Methods

Deep learning method implementations that wrap model architectures with training logic.

This section contains method classes that provide a unified interface for training, validation, and prediction across all deep learning models in TALENT. Each method class inherits from the base Method class and implements model-specific logic while maintaining consistent APIs.

Base Method Class (method/base.py)

All method implementations inherit from the base Method class which provides the core training, validation, and prediction workflow. Understanding this base class is essential for using any method in TALENT.

class Method

Abstract base class that provides a unified interface for all deep learning methods in TALENT.

Key Features:

  • Consistent training/validation/prediction workflow across all models

  • Automatic data preprocessing and formatting with multiple encoding options

  • Model construction and optimization setup with configurable parameters

  • Early stopping and checkpoint management for robust training

  • Comprehensive evaluation metrics for regression and classification tasks

  • Flexible handling of numerical and categorical features

Core Base Methods

__init__(args, is_regression)

Initialize the method with configuration and task type.

Parameters:

  • args (argparse.Namespace) – Configuration arguments containing model, training, and data processing settings

  • is_regression (bool) – Whether the task is regression (True) or classification (False)

Initialization Process:

  1. Configuration Setup: Store arguments and determine task type

  2. Statistics Reset: Initialize training counters and timers

  3. Logging Setup: Create training log dictionary with best performance tracking

  4. Device Setup: Configure GPU/CPU device for training

construct_model(model_config=None)

Abstract method to construct the specific model architecture. Must be implemented by each method subclass.

Parameters:

  • model_config (dict, optional) – Model-specific configuration parameters. If None, uses args.config[‘model’]

Implementation Notes:

  • Each method class overrides this to create its specific model type

  • Model is moved to appropriate device (GPU/CPU) and set to correct precision (float/double)

  • Configuration parameters are model-specific (e.g., hidden dimensions, number of layers, etc.)

data_format(is_train=True, N=None, C=None, y=None)

Format and preprocess data for training or inference.

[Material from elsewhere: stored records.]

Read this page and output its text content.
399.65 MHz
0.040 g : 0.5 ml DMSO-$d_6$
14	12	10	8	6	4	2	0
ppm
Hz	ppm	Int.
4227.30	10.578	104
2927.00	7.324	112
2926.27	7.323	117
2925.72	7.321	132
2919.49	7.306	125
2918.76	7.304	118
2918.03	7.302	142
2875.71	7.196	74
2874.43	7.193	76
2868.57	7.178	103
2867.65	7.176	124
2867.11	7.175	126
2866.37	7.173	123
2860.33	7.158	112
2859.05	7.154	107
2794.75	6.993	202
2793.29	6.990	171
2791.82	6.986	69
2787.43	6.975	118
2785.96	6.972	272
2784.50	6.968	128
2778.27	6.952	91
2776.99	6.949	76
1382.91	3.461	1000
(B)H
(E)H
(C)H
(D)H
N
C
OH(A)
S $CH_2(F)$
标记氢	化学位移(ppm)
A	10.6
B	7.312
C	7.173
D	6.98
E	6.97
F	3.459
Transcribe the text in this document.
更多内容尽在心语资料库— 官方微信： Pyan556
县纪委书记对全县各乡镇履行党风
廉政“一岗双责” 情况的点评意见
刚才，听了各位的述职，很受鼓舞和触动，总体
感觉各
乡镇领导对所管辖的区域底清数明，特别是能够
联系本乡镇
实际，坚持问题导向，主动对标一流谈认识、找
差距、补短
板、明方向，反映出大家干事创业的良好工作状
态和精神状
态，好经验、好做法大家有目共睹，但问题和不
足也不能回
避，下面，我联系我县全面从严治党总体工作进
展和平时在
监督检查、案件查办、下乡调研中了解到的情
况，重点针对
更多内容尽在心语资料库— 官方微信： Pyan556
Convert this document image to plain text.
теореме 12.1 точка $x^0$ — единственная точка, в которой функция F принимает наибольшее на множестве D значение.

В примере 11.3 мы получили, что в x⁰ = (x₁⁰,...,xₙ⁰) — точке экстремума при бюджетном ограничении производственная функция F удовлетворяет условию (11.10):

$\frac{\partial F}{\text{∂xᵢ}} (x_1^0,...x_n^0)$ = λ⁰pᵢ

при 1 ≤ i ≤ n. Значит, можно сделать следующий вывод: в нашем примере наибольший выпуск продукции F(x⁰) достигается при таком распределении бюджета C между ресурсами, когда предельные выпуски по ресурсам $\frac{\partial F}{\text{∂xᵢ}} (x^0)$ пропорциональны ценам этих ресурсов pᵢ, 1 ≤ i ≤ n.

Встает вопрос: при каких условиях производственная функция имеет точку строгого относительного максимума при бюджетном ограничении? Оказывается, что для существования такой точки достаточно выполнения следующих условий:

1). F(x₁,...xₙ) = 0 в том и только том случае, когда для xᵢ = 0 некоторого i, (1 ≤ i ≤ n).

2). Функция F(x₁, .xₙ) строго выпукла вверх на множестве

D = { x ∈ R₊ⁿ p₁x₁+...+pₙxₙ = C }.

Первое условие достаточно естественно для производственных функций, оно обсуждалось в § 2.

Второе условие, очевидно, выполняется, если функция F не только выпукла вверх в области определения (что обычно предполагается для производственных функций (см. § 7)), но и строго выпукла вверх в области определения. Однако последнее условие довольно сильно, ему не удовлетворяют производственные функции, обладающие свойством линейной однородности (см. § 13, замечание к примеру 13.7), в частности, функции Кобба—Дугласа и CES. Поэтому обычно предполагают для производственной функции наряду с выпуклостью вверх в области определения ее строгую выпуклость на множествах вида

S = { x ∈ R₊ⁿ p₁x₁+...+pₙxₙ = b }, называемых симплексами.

This is the core data processing pipeline.

Parameters:

  • is_train (bool) – Whether formatting for training (True) or inference (False)

  • N (dict, optional) – Numerical features dictionary with train/val/test splits

  • C (dict, optional) – Categorical features dictionary with train/val/test splits

  • y (dict, optional) – Target labels dictionary with train/val/test splits

Training Mode Processing Pipeline:

  1. NaN Handling: .. code-block:: python

    self.N, self.C, self.num_new_value, self.imputer, self.cat_new_value =

    data_nan_process(self.N, self.C, self.args.num_nan_policy, self.args.cat_nan_policy)

  2. Label Processing: .. code-block:: python

    self.y, self.y_info, self.label_encoder =

    data_label_process(self.y, self.is_regression)

  3. Numerical Encoding: Apply binning, quantile transformation, or other numerical policies

  4. Categorical Encoding: Apply ordinal, one-hot, or other categorical encoding strategies

  5. Normalization: Apply standardization, min-max scaling, or quantile normalization

  6. DataLoader Creation: Create PyTorch DataLoaders for training and validation

Inference Mode Processing:

Uses previously fitted transformers (encoders, normalizers) to process test data consistently.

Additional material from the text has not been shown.